Hicks filed his § 2255 motion on November 27, 2001, asserting (1) he was resentenced outside the applicable guideline range; (2) the court erred in calculating his criminal history category; and (3) his sentence was in violation of Apprendi v. New Jersey, 530 U.S. 466 (2000), because there was no jury finding regarding the applicable quantity of drugs. The district court dismissed the motion as time-barred, but did not address whether a COA was warranted.(1) Therefore, the district court is deemed to have denied a COA and we construe Hicks' notice of appeal as a renewed application for a COA. See United States v. Gordon, 172 F.3d 753, 753-54 (10th Cir. 1999).

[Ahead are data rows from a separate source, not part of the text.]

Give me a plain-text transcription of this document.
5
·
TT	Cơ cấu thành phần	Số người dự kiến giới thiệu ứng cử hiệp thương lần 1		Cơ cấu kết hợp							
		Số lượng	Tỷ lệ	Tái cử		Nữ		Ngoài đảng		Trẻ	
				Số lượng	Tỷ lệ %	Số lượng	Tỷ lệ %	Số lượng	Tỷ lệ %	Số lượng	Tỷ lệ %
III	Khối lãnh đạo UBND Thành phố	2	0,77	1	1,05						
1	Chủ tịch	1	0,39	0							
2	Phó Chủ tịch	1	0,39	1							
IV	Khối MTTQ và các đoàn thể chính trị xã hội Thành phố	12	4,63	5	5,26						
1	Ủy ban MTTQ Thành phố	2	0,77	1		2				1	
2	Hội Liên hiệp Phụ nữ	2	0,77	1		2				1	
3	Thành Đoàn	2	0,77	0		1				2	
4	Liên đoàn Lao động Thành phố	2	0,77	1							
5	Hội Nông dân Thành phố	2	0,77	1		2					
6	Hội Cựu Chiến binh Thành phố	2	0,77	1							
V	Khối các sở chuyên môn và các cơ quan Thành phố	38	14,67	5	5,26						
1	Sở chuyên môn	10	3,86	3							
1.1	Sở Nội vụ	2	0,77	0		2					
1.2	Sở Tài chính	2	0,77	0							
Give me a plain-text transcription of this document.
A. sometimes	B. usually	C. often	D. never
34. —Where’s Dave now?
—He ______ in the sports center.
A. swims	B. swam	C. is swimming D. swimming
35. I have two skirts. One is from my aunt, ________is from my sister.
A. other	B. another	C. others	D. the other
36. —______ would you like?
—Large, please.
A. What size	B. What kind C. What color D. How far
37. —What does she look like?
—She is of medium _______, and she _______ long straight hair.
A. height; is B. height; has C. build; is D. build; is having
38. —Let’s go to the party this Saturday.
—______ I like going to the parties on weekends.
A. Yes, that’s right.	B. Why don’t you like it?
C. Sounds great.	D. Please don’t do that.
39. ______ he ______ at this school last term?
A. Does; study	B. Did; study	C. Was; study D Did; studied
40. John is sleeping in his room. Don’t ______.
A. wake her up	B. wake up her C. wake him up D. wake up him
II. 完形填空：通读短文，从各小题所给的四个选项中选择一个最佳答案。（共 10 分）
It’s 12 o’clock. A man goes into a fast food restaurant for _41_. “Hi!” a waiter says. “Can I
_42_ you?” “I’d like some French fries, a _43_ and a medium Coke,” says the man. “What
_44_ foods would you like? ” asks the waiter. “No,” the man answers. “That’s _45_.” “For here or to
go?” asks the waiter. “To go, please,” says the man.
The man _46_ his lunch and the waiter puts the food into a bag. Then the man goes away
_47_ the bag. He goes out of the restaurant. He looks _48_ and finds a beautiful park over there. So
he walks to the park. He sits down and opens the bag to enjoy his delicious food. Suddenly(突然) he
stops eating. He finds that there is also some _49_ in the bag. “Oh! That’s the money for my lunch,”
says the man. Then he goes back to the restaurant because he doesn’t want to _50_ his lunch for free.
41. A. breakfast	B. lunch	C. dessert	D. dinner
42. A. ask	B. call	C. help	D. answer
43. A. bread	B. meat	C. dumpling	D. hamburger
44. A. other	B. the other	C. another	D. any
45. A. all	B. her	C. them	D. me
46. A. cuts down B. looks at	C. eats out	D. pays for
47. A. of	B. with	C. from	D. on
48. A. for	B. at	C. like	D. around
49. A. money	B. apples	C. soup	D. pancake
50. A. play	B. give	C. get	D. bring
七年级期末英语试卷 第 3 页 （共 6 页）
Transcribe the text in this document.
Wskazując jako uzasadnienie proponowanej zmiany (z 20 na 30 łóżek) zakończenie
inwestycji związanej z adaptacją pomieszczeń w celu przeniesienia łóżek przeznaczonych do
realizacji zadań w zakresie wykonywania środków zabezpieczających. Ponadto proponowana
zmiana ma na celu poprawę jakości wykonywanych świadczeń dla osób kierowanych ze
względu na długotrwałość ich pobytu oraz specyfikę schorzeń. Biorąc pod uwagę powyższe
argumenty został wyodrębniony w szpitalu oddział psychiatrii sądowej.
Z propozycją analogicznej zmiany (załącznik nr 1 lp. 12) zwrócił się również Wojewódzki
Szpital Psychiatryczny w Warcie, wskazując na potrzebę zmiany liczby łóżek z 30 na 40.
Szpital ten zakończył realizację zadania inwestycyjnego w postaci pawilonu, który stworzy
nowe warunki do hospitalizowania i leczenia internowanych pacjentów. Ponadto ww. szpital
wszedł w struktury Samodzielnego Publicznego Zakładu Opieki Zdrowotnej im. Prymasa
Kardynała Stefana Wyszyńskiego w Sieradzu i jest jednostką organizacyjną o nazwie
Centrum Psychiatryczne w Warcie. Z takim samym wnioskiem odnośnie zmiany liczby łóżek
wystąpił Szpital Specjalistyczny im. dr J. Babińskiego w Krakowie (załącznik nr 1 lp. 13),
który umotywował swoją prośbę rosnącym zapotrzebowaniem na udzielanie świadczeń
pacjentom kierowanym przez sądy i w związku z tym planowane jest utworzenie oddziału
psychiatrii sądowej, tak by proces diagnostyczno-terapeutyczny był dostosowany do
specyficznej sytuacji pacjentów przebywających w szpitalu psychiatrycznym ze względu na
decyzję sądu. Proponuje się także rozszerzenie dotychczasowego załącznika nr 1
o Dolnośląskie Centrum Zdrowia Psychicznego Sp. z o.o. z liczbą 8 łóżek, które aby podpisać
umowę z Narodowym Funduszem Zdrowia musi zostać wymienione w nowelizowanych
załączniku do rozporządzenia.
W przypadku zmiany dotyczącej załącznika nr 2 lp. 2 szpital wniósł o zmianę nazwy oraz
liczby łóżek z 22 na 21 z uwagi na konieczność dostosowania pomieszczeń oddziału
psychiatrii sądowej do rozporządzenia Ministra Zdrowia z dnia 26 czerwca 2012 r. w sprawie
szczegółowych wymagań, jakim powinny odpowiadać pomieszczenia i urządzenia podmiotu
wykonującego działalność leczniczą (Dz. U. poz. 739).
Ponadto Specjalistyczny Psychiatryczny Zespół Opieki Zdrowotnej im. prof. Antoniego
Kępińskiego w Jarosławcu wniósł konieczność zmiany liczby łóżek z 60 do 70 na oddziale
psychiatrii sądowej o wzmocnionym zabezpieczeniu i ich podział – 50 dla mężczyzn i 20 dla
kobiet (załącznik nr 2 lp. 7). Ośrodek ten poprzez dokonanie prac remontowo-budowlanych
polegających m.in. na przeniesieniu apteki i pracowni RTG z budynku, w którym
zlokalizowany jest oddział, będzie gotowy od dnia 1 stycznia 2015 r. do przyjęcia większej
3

Where, as here, "the district court denies a habeas petition on procedural grounds without reaching the prisoner's underlying constitutional claim," the prisoner's entitlement to a COA hinges on his ability to show "that jurists of reason would find it debatable whether the petition states a valid claim of the denial of a constitutional right and . . . whether the district court was correct in its procedural ruling." Slack v. McDaniel, 529 U.S. 473, 484 (2000). Because we dispose of Hicks' request for a COA on the basis of the procedural ruling, we need not reach the merits of the substantive claims in his motion.
Section 2255 provides that "[a] 1-year period of limitation shall apply to a motion" filed under that section. The limitation period runs from the latest of
(1) the date on which the judgment of conviction becomes final;
(2) the date on which the impediment to making a motion created by governmental action in violation of the Constitution or laws of the United States is removed, if the movant was prevented from making a motion by such governmental action;
(3) the date on which the right asserted was initially recognized by the Supreme Court, if that right has been newly recognized by the Supreme Court and made retroactively applicable to cases on collateral review; or
(4) the date on which the facts supporting the claim or claims presented could have been discovered through the exercise of due diligence.
We conclude, as did the district court, that subsections (2) through (4) are inapplicable here. No government impediments to filing are alleged, nor are Hicks' claims based on newly discovered facts. Although his motion asserted an Apprendi claim, we have held that Apprendi is not retroactively applicable to initial habeas petitions (including § 2255 motions). United States v. Mora, 293 F.3d 1213, 1219 (10th Cir.), cert. denied, 123 S. Ct. 388 (2002). Therefore, Hicks was required to file his motion within one year of the date on which his judgment of conviction became final. As noted by the district court, that date was the date the Supreme Court denied certiorari -- October 13, 1998. Because Hicks failed to file his § 2255 motion within one year from that date, and because the record demonstrates no basis for equitable tolling, Hicks' motion was untimely.
The application for a COA is DENIED and the appeal is DISMISSED. The mandate shall issue forthwith.
Entered for the Court
Mary Beck Briscoe
*.This order and judgment is not binding precedent, except under the doctrines of law of the case, res judicata, and collateral estoppel. The court generally disfavors the citation of orders and judgments; nevertheless, an order and judgment may be cited under the terms and conditions of 10th Cir. R. 36.3.
1. On May 20, 2002, Hicks filed a motion to add a claim (i.e., his sentence for possession with intent to distribute methamphetamine was in excess of the statutory maximum). The district court treated the motion as a "second or successive" § 2255 motion and transferred it to this court. We denied the motion on August 8, 2002.